Writing the letters was the hardest part. He had already packed all his belongings in two saddlebags, which were under his bed. His entire fortune-four hundred dollars, most of it paper money-was in a cigar box tied with twine in the bottom of one of them. He had twenty gold eagles in the pocket of his only suit, blue serge, a bit shiny at the elbows. He put the pocket watch Eli had given him once, as a Hanukkah present, in his jacket pocket.

He sat down on the edge of his bed and reread the letters he had written to Mr. and Mrs. Gorman and to Ben. He had struggled over the words for two days, writing and rewriting. He was no poet and he knew it. In the end, the letter to the Gormans was simple and to the point. A thank-you note for all they had done for him. It was time for him to leave the sanctuary they had provided, leave their care and affection. Time to find his own way in the world. They would understand.

“You have been the family I lost,” he finished. “I thank you for the offer of college, but I think we all know I am no student. It is time for me to find my true place in this world. I will miss you two and Ben and this house. I love you in my heart. Thomas Brodie Culhane.”

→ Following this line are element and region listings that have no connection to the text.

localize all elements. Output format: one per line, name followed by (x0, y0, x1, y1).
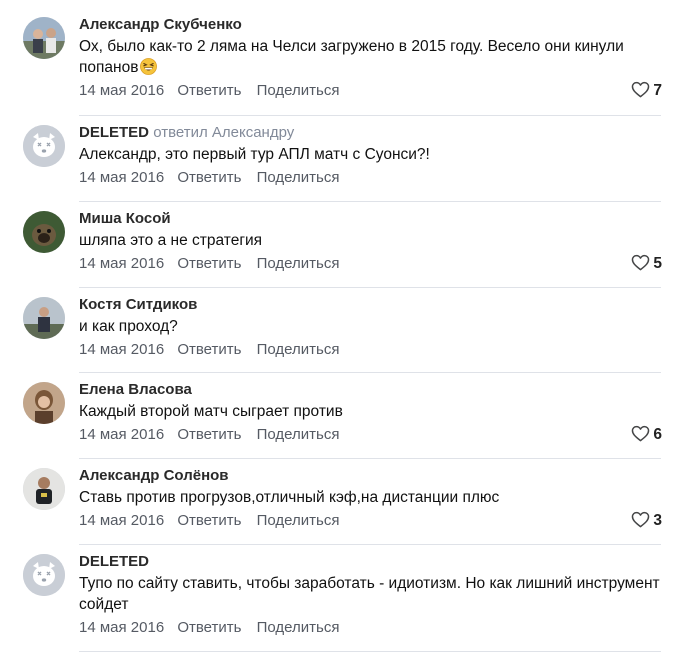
like-button[interactable]: 5 (631, 254, 662, 274)
comment-text: Тупо по сайту ставить, чтобы заработать … (79, 575, 660, 613)
reply-button[interactable]: Ответить (177, 512, 241, 529)
reply-button[interactable]: Ответить (177, 255, 241, 272)
comment-meta: 14 мая 2016 Ответить Поделиться (79, 340, 662, 360)
heart-outline-icon (632, 511, 650, 528)
author-name[interactable]: Костя Ситдиков (79, 296, 197, 313)
deleted-dog-avatar (23, 125, 65, 167)
author-name[interactable]: Миша Косой (79, 210, 171, 227)
heart-outline-icon (632, 81, 650, 98)
reply-button[interactable]: Ответить (177, 169, 241, 186)
comment-date-link[interactable]: 14 мая 2016 (79, 619, 164, 636)
avatar[interactable] (23, 17, 65, 59)
comment-text: Александр, это первый тур АПЛ матч с Суо… (79, 146, 430, 163)
author-name[interactable]: Елена Власова (79, 381, 192, 398)
avatar[interactable] (23, 211, 65, 253)
comment-date-link[interactable]: 14 мая 2016 (79, 82, 164, 99)
comment-text: Ставь против прогрузов,отличный кэф,на д… (79, 489, 500, 506)
comment-date-link[interactable]: 14 мая 2016 (79, 512, 164, 529)
avatar[interactable] (23, 125, 65, 167)
comment-date-link[interactable]: 14 мая 2016 (79, 255, 164, 272)
comment-text: шляпа это а не стратегия (79, 232, 263, 249)
comments-list: Александр Скубченко Ох, было как-то 2 ля… (0, 0, 686, 654)
author-name[interactable]: Александр Скубченко (79, 16, 242, 33)
divider (79, 201, 661, 202)
comment-meta: 14 мая 2016 Ответить Поделиться (79, 168, 662, 188)
heart-outline-icon (632, 254, 650, 271)
avatar[interactable] (23, 297, 65, 339)
divider (79, 372, 661, 373)
comment-text-content: Ох, было как-то 2 ляма на Челси загружен… (79, 38, 624, 76)
reply-button[interactable]: Ответить (177, 341, 241, 358)
reply-button[interactable]: Ответить (177, 426, 241, 443)
divider (79, 115, 661, 116)
like-button[interactable]: 3 (631, 511, 662, 531)
grinning-squinting-face-emoji (140, 58, 158, 75)
divider (79, 287, 661, 288)
comment-text: Каждый второй матч сыграет против (79, 403, 343, 420)
avatar[interactable] (23, 382, 65, 424)
share-button[interactable]: Поделиться (257, 255, 340, 272)
like-button[interactable]: 7 (631, 81, 662, 101)
like-button[interactable]: 6 (631, 425, 662, 445)
author-name[interactable]: DELETED (79, 124, 149, 141)
avatar[interactable] (23, 554, 65, 596)
avatar[interactable] (23, 468, 65, 510)
share-button[interactable]: Поделиться (257, 169, 340, 186)
comment-text: Ох, было как-то 2 ляма на Челси загружен… (79, 36, 662, 78)
share-button[interactable]: Поделиться (257, 426, 340, 443)
like-count: 3 (653, 512, 662, 529)
divider (79, 544, 661, 545)
comment-date-link[interactable]: 14 мая 2016 (79, 341, 164, 358)
like-count: 6 (653, 426, 662, 443)
comment-meta: 14 мая 2016 Ответить Поделиться 3 (79, 511, 662, 531)
comment-date-link[interactable]: 14 мая 2016 (79, 169, 164, 186)
deleted-dog-avatar (23, 554, 65, 596)
reply-button[interactable]: Ответить (177, 82, 241, 99)
comment-date-link[interactable]: 14 мая 2016 (79, 426, 164, 443)
share-button[interactable]: Поделиться (257, 82, 340, 99)
like-count: 5 (653, 255, 662, 272)
like-count: 7 (653, 82, 662, 99)
divider (79, 458, 661, 459)
comment-meta: 14 мая 2016 Ответить Поделиться (79, 618, 662, 638)
share-button[interactable]: Поделиться (257, 619, 340, 636)
reply-button[interactable]: Ответить (177, 619, 241, 636)
comment-meta: 14 мая 2016 Ответить Поделиться 6 (79, 425, 662, 445)
share-button[interactable]: Поделиться (257, 341, 340, 358)
comment-text: и как проход? (79, 318, 178, 335)
divider (79, 651, 661, 652)
comment-meta: 14 мая 2016 Ответить Поделиться 7 (79, 81, 662, 101)
reply-to-link[interactable]: ответил Александру (153, 124, 294, 141)
author-name[interactable]: DELETED (79, 553, 149, 570)
share-button[interactable]: Поделиться (257, 512, 340, 529)
heart-outline-icon (632, 425, 650, 442)
author-name[interactable]: Александр Солёнов (79, 467, 229, 484)
comment-meta: 14 мая 2016 Ответить Поделиться 5 (79, 254, 662, 274)
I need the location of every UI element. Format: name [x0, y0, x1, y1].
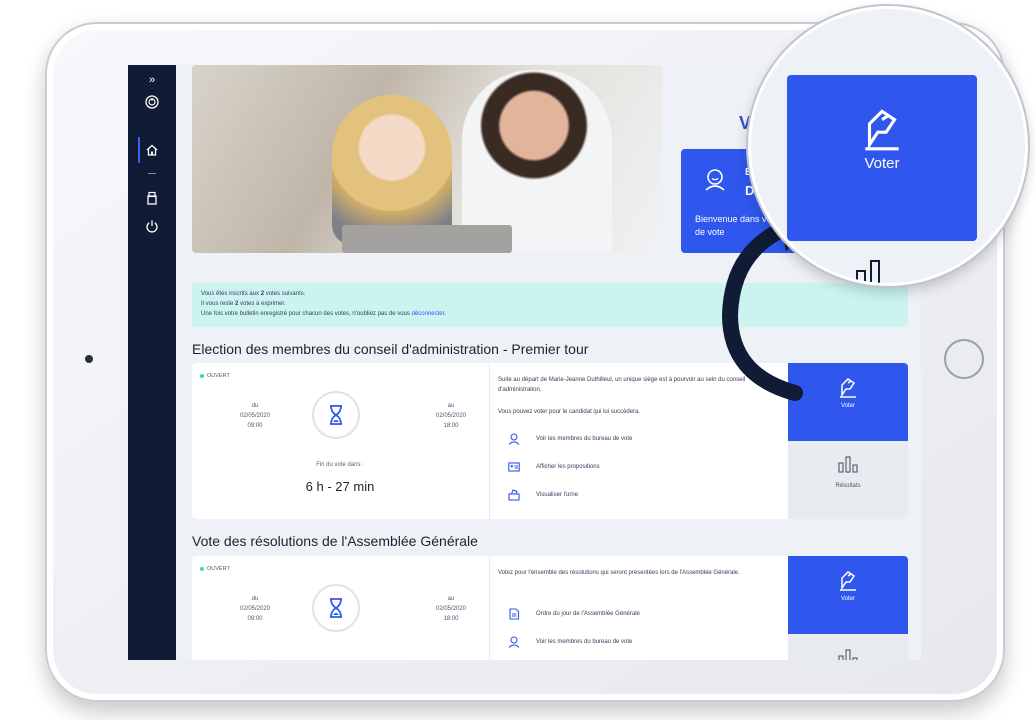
document-icon: [509, 608, 520, 620]
logout-link[interactable]: déconnecter: [412, 311, 445, 317]
power-circle-icon[interactable]: [128, 95, 176, 113]
home-icon[interactable]: [128, 143, 176, 161]
vote-end: au 02/05/2020 18:00: [435, 403, 467, 429]
pen-hand-icon: [840, 378, 856, 398]
status-badge: OUVERT: [200, 373, 230, 379]
ballot-box-icon: [508, 489, 520, 501]
ballot-box-icon[interactable]: [128, 191, 176, 209]
banner-line-2: Il vous reste 2 votes à exprimer.: [201, 301, 286, 307]
id-card-icon: [508, 462, 520, 472]
magnifier-zoom: Voter: [748, 6, 1028, 286]
countdown-label: Fin du vote dans :: [316, 462, 364, 468]
pen-hand-icon: [865, 109, 899, 151]
results-button[interactable]: Résultats: [788, 441, 908, 519]
status-dot: [200, 566, 204, 571]
vote-schedule: OUVERT du 02/05/2020 09:00 au 02/05/2020 18:…: [192, 556, 488, 660]
link-proposals[interactable]: Afficher les propositions: [498, 459, 778, 477]
status-badge: OUVERT: [200, 566, 230, 572]
sidebar-expand-icon[interactable]: »: [128, 71, 176, 89]
vote-start: du 02/05/2020 09:00: [239, 403, 271, 429]
status-dot: [200, 373, 204, 378]
bar-chart-icon: [856, 260, 880, 283]
bar-chart-icon: [838, 456, 858, 473]
user-icon: [508, 433, 520, 445]
vote-title: Election des membres du conseil d'admini…: [192, 341, 589, 357]
hero-photo-person: [332, 95, 452, 245]
results-button[interactable]: [788, 634, 908, 660]
sidebar: »: [128, 65, 176, 660]
sidebar-divider: [148, 173, 156, 174]
user-icon: [508, 636, 520, 648]
vote-description-2: Vous pouvez voter pour le candidat qui l…: [498, 409, 641, 415]
tablet-camera: [85, 355, 93, 363]
hero-photo: [192, 65, 662, 253]
link-agenda[interactable]: Ordre du jour de l'Assemblée Générale: [498, 606, 778, 624]
vote-description: Votez pour l'ensemble des résolutions qu…: [498, 570, 740, 576]
link-ballot-box[interactable]: Visualiser l'urne: [498, 487, 778, 505]
link-bureau-members[interactable]: Voir les membres du bureau de vote: [498, 634, 778, 652]
bar-chart-icon: [838, 649, 858, 660]
hero-photo-laptop: [342, 225, 512, 253]
card-divider: [489, 556, 490, 660]
vote-card: OUVERT du 02/05/2020 09:00 au 02/05/2020 18:…: [192, 556, 908, 660]
vote-title: Vote des résolutions de l'Assemblée Géné…: [192, 533, 478, 549]
vote-end: au 02/05/2020 18:00: [435, 596, 467, 622]
pen-hand-icon: [840, 571, 856, 591]
user-smile-icon: [705, 169, 725, 191]
hourglass-icon: [312, 391, 360, 439]
banner-line-1: Vous êtes inscrits aux 2 votes suivants.: [201, 291, 306, 297]
link-bureau-members[interactable]: Voir les membres du bureau de vote: [498, 431, 778, 449]
vote-start: du 02/05/2020 09:00: [239, 596, 271, 622]
tablet-home-button: [944, 339, 984, 379]
vote-button[interactable]: Voter: [788, 556, 908, 634]
vote-button-zoomed[interactable]: Voter: [787, 75, 977, 241]
hourglass-icon: [312, 584, 360, 632]
countdown-value: 6 h - 27 min: [305, 479, 375, 494]
logout-icon[interactable]: [128, 219, 176, 237]
banner-line-3: Une fois votre bulletin enregistré pour …: [201, 311, 446, 317]
card-divider: [489, 363, 490, 519]
vote-schedule: OUVERT du 02/05/2020 09:00 au 02/05/2020 18:…: [192, 363, 488, 519]
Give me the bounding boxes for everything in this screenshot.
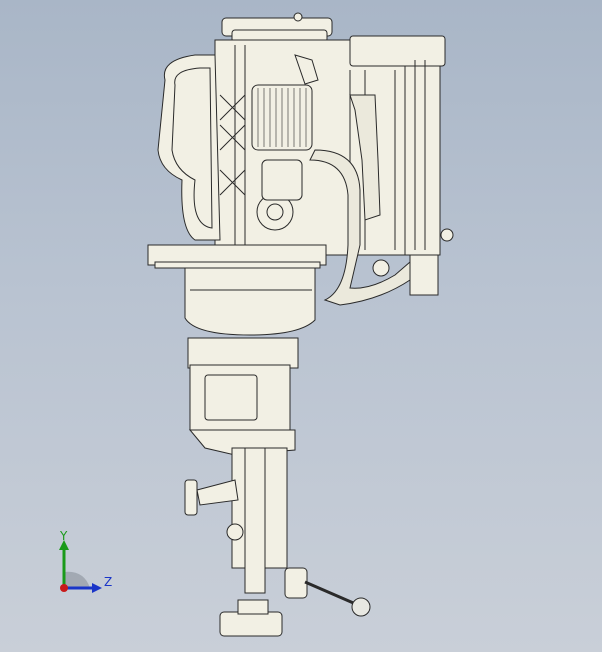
side-knob: [440, 228, 454, 242]
gearbox-window: [204, 374, 258, 421]
gearbox-top: [187, 337, 299, 369]
side-cylinder: [184, 479, 198, 516]
tiller-rod: [304, 580, 359, 607]
tiller-mount: [284, 567, 308, 599]
triad-xy-plane: [64, 571, 90, 588]
right-fitting: [372, 259, 390, 277]
x-axis-dot: [60, 584, 68, 592]
engine-assembly-model[interactable]: [147, 12, 454, 637]
right-cover: [404, 39, 441, 256]
right-bracket: [409, 254, 439, 296]
oil-sump: [184, 267, 316, 336]
tiller-ball[interactable]: [351, 597, 371, 617]
turbo-hub: [266, 203, 284, 221]
skeg-upper: [237, 599, 269, 615]
z-axis-arrow: [92, 583, 102, 593]
top-bolt: [293, 12, 303, 22]
orientation-triad[interactable]: Y Z: [50, 530, 120, 600]
turbo-body: [261, 159, 303, 201]
z-axis-label: Z: [104, 575, 112, 589]
shaft-knob: [226, 523, 244, 541]
y-axis-label: Y: [59, 530, 68, 543]
side-arm: [196, 479, 239, 506]
skeg-bottom: [219, 611, 283, 637]
shaft-inner: [244, 447, 266, 594]
base-plate-lip: [154, 261, 321, 269]
right-flange: [349, 35, 446, 67]
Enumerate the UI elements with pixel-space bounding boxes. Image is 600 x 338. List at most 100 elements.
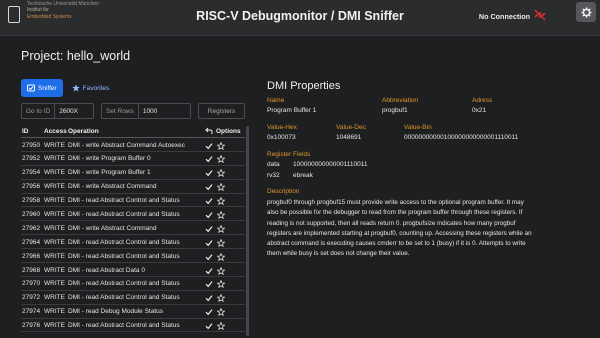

The letter to Ben was harder.

“You are the brother I never had and the best friend I will always have,” he wrote. “You and Isabel have your future planned out. Right now, I have no future. There is nothing here for me in Eureka. I will leave Cyclone at the sheriff’s office. I’m sure Buck will bring him home. Take care of him for me. He’s the first thing I ever bought with my own money that was worth a damn. I leave this place to take on the world, Ben. I know you will understand. If you ever need anything- anything — I’m sure you will find me and I’ll come running. Have a good life, and thanks for taking care of me all these years. Brodie.”

The letter to Isabel was impossible. He wrote and rewrote it a dozen times, crumpling each one and throwing it on the floor.

“Dear Isabel,” he finally wrote. “You and Ben will be going back East to start a new life in a few weeks. He is the man for you. He loves you dearly and will bring magic to your life. It is time for me to leave here and look for my future. I will remember you forever. Brodie.”

He rode down the pathway and tied Cyclone to a tree, gave him an apple to munch on, and looked up at the Hoffman house.

The light was on in the corner room.

She had sneaked out and was waiting for him.

He decided to wait until she went back to her house and leave the note for her in the greenhouse.

Then he thought better of it. Her mother or father might find the letter.

Even worse, it was a cowardly way to bow out.

But he approached the secret hideaway fearfully. Thirteen years of poverty and the loss of two parents he adored had left him emotionally barren. He had learned affection and self-respect from the Gormans, had found in Ben a brother figure in whom he had confided his fears and his joy.

But Isabel.

Isabel was different. Isabel had been his first love. She had awakened emotions he had never felt before. Each eagerly had surrendered their virginity to the other. She had revealed in Brodie a gentleness of spirit that both awed and terrified him.

How can I say good-bye, he wondered, when my heart aches at the thought?

He knew what he had to do, knew he had to dig deep down inside himself, to reach back four years, to search for and rekindle the cynicism, the toughness, the solitude of the kid who had grown up in Eureka and who, when his mother died, had cowered alone in his bed in the corner of the laundry until Ben had come and found him and taken him to the Gorman mansion and a new life that was far beyond his wildest dreams.

Payback time.

He entered the greenhouse resolutely.

She rushed from the darkness before he was halfway to the back. She was wearing a nightgown and a silk robe covered with tiny embroidered roses.

His throat closed. He couldn’t swallow.

“Daddy told me about Mr. Eli. Isn’t it wonderful! It turned out so perfectly,” she said joyously.

She threw her arms around him, hugging him, and her hair swept his face. He kept his hands at his sides.

She stepped back and looked up at him, and saw something she had never seen before. There were tears in his eyes.